Publication Top Notes

  • Mutational screening of GDAP1 in dysphonia associated with Charcot-Marie-Tooth disease: clinical insights and phenotypic effects
    Cited by: 20
    Year: 2023
  • Vaccinomics-based next-generation multi-epitope chimeric vaccine models prediction against Leishmania tropica – a hierarchical subtractive proteomics and …
    Cited by: 15
    Year: 2023
  • Genomic annotation for vaccine target identification and immunoinformatics-guided multi-epitope-based vaccine design against Songling virus through screening its whole genome …
    Cited by: 12
    Year: 2023
  • Currently trending and futuristic biological modalities in the management of different types of diabetes: A comprehensive review
    Cited by: 9
    Year: 2023
  • Analysis of the capability of IgG antibodies and receptors with their relationships to food tolerance and autoimmune disorders
    Cited by: 6
    Year: 2023
  • Illuminating the Frontier of Drug Discovery: Unleashing the Power of Bioinformatics for Unprecedented Breakthroughs
    Cited by: 4
    Year: 2023
  • Leveraging computer-aided design and artificial intelligence to develop a next-generation multi-epitope tuberculosis vaccine candidate
    Cited by: 1
    Year: 2024
  • Genetic identification and determination of parasites (Babesia, Leptospira and Toxoplasma Gondi) in wild rats
    Cited by: 1
    Year: 2024
  • Placental histology for targeted risk assessment of recurrent spontaneous preterm birth
    Cited by: 1
    Year: 2024
  • Harnessing bioinformatics for the development of a promising multi-epitope vaccine against tuberculosis: The ZL9810L vaccine
    Cited by: 1
    Year: 2024
  • Promising vaccine models against astrovirus MLB2 using integrated vaccinomics and immunoinformatics approaches
    Cited by: 1
    Year: 2024
  • Multi-epitope-based vaccine models prioritization against Astrovirus MLB1 using immunoinformatics and reverse vaccinology approaches
    Cited by: 1
    Year: 2025
  • Exploring advanced genomic and immunoinformatics techniques for identifying drug and vaccine targets against SARS-CoV-2
    Cited by: 1
    Year: 2024
  • A Comprehensive Methodological Review of Major Developments in Bioinformatics Pipelines for Transcriptomic Data Analysis
    Cited by: –
    Year: 2024
Conclusion

Mr.
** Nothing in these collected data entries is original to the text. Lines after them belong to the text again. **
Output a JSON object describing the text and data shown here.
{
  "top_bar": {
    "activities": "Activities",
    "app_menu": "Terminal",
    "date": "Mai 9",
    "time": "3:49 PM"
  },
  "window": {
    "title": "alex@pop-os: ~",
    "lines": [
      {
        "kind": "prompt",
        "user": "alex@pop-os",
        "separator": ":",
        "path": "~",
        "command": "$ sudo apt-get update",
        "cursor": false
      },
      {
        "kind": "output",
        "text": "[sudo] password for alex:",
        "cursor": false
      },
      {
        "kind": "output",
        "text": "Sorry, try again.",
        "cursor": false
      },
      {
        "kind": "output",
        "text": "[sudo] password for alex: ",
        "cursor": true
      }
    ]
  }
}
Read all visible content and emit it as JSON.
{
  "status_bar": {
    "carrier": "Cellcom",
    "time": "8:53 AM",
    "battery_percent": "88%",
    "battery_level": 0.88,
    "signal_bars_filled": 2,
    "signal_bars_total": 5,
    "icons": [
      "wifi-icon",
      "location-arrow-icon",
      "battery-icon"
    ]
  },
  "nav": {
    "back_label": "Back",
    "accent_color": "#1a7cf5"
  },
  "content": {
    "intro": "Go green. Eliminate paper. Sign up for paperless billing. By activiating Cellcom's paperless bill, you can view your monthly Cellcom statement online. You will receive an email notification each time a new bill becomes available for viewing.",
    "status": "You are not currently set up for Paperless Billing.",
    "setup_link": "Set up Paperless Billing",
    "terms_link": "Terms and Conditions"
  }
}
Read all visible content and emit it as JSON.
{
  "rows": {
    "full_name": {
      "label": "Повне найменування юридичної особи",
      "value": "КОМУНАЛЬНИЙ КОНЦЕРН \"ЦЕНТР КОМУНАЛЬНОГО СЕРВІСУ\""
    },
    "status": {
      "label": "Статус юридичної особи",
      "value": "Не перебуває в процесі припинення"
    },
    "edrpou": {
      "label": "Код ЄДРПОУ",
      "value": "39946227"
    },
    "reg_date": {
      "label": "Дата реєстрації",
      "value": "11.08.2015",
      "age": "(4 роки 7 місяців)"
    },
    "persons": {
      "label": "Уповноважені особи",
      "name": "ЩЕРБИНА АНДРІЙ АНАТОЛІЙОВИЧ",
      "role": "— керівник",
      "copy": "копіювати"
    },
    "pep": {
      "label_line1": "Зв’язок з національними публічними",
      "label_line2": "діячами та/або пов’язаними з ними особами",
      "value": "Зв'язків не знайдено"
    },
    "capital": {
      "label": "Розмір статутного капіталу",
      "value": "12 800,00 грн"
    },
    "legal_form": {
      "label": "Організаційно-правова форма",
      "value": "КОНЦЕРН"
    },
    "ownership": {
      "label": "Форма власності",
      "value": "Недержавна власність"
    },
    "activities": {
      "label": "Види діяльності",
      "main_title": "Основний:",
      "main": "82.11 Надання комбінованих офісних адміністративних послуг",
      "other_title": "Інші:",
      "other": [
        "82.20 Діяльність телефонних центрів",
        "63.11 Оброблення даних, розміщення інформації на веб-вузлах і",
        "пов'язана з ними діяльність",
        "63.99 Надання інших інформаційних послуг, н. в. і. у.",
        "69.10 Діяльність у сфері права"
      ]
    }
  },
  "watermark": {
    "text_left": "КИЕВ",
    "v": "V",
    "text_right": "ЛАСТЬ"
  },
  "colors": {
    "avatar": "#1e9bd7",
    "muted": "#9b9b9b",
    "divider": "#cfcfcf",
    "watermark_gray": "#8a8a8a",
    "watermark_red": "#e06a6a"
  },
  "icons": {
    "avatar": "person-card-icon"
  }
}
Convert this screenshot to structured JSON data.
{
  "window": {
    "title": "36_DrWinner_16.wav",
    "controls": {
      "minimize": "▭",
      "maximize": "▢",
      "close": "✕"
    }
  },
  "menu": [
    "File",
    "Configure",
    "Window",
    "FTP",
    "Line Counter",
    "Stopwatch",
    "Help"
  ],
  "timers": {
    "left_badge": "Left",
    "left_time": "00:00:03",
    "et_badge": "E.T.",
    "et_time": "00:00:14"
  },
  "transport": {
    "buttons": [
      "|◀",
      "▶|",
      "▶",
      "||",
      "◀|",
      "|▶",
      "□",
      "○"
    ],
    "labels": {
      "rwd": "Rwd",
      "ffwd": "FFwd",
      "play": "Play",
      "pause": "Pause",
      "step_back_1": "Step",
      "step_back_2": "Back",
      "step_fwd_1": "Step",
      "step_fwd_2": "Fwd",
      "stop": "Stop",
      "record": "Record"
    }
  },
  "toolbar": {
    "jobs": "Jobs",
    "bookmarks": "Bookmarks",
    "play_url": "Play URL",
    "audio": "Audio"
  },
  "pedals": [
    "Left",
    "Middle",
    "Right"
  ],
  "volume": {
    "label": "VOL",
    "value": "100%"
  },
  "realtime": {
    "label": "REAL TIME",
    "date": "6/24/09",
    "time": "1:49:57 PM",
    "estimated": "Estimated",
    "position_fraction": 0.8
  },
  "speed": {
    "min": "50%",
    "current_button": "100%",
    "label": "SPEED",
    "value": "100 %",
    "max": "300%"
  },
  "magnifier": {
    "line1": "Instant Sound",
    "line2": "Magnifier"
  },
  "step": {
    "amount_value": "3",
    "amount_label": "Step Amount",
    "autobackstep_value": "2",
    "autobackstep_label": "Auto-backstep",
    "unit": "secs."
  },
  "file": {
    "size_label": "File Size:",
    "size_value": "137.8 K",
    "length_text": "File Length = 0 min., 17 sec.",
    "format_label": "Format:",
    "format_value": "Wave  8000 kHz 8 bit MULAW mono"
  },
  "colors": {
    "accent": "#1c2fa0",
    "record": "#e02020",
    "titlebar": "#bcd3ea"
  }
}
Ali’s solid academic background, innovative research contributions, advanced technical skills, and role as a mentor, he is undoubtedly a strong candidate for the Research for Best Researcher Award. His work in bioinformatics, drug design, vaccine development, and cancer research showcases his dedication to advancing scientific knowledge and making a global impact.